/ 20 February 1998

Special assignment for SABC

Ferial Haffajee

Investigative journalists Max du Preez and Jacques Pauw have been commissioned to produce a weekly investigative programme for the SABC.

“Special Assignment will carry on the tradition of TRC Special Report,” says Du Preez. His weekly programme on the Truth and Reconciliation Commission and related issues has kept the probe into the country’s past at the top of the news agenda. It has achieved consistently strong audience ratings, a factor the team hopes to capitalise on with the programme which will fill the gap when TRC Special Report ends.

Special Assignment, to air from July, plans to undertake contemporary investigations. “It would be easy to go for the old stuff,” says Du Preez. “There’ll be some of that because there are some outstanding investigations. But we want to keep a healthy watch on the private sector and [state] bureaucracy.”

Investigative journalism is an expensive craft, which is why there is little of it in South Africa. Du Preez says criminal trends like farm murders and highway heists need probes which he believes his team can provide.

In addition to Pauw, the other full-time member of the team will be Anneliese Burgess, also from TRC Special Report. All three worked at the Vrye Weekblad, the Afrikaans independent weekly which uncovered some of this country’s best- hidden scandals, including the underworld of police death squads.

That world of state-sanctioned murder intersects with diamond deals, prostitution and shady business and it has provided the backdrop for fine documentaries which paved the way for the new programme.
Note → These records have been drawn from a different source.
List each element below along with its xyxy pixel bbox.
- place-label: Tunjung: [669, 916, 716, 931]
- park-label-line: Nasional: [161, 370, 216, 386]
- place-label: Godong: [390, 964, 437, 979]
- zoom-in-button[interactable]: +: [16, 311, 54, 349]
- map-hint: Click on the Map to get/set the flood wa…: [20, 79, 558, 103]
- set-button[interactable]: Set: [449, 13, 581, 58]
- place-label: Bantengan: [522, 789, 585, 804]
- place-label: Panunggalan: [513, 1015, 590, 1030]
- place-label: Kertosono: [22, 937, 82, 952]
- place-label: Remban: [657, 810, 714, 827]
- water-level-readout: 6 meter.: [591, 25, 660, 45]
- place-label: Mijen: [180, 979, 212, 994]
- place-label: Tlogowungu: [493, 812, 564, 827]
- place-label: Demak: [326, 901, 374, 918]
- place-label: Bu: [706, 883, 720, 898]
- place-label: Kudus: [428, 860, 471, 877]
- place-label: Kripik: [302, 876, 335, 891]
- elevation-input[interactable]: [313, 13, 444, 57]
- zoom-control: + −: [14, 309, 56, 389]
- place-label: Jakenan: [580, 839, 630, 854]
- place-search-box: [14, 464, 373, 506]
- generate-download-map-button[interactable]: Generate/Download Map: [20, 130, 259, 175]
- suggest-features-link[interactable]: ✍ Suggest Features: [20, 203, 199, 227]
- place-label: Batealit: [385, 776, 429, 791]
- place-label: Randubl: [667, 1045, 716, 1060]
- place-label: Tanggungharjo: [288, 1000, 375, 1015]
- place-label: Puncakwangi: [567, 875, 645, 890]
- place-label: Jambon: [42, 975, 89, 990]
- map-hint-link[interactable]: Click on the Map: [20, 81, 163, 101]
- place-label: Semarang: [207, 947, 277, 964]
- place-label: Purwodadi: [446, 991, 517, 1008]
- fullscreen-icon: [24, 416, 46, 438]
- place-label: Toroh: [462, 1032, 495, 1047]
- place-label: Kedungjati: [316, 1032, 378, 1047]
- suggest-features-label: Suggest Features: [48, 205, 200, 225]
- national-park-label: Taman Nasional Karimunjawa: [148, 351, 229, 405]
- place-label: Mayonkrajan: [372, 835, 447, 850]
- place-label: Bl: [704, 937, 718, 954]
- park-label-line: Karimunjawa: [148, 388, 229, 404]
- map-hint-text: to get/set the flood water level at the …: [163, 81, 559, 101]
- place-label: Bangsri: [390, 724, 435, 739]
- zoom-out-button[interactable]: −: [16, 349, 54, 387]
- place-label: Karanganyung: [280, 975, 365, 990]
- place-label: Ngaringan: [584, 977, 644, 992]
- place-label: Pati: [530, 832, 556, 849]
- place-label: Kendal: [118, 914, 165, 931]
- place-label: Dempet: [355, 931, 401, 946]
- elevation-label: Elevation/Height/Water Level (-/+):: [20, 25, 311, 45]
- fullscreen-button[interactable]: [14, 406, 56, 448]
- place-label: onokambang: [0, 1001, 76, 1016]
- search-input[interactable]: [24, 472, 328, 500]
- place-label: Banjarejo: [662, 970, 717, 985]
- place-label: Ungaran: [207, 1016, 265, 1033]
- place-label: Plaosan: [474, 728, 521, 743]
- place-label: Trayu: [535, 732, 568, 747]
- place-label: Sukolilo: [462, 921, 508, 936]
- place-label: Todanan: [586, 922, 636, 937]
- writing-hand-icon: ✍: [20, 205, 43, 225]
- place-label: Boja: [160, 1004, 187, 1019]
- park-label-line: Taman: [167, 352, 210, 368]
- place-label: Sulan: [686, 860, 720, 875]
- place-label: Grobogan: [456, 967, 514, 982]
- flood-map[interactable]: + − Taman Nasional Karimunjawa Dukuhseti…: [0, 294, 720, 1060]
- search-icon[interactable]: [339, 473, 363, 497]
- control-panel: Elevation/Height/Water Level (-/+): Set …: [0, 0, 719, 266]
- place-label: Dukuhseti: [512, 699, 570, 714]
Du Preez and Pauw believe they would not have been given the thumbs-up if there wasn’t a new order at SABC TV. “Allister Sparks [SABC TV’s editor-in-chief] has put current affairs back on the agenda,” says Du Preez.

He’s happy with the new relationship they will have with the SABC. The programme will use the broadcaster’s facilities like cameras and editing suites, and SABC journalists will be seconded to the team to do investigative news programmes for which they don’t have space on news bulletins.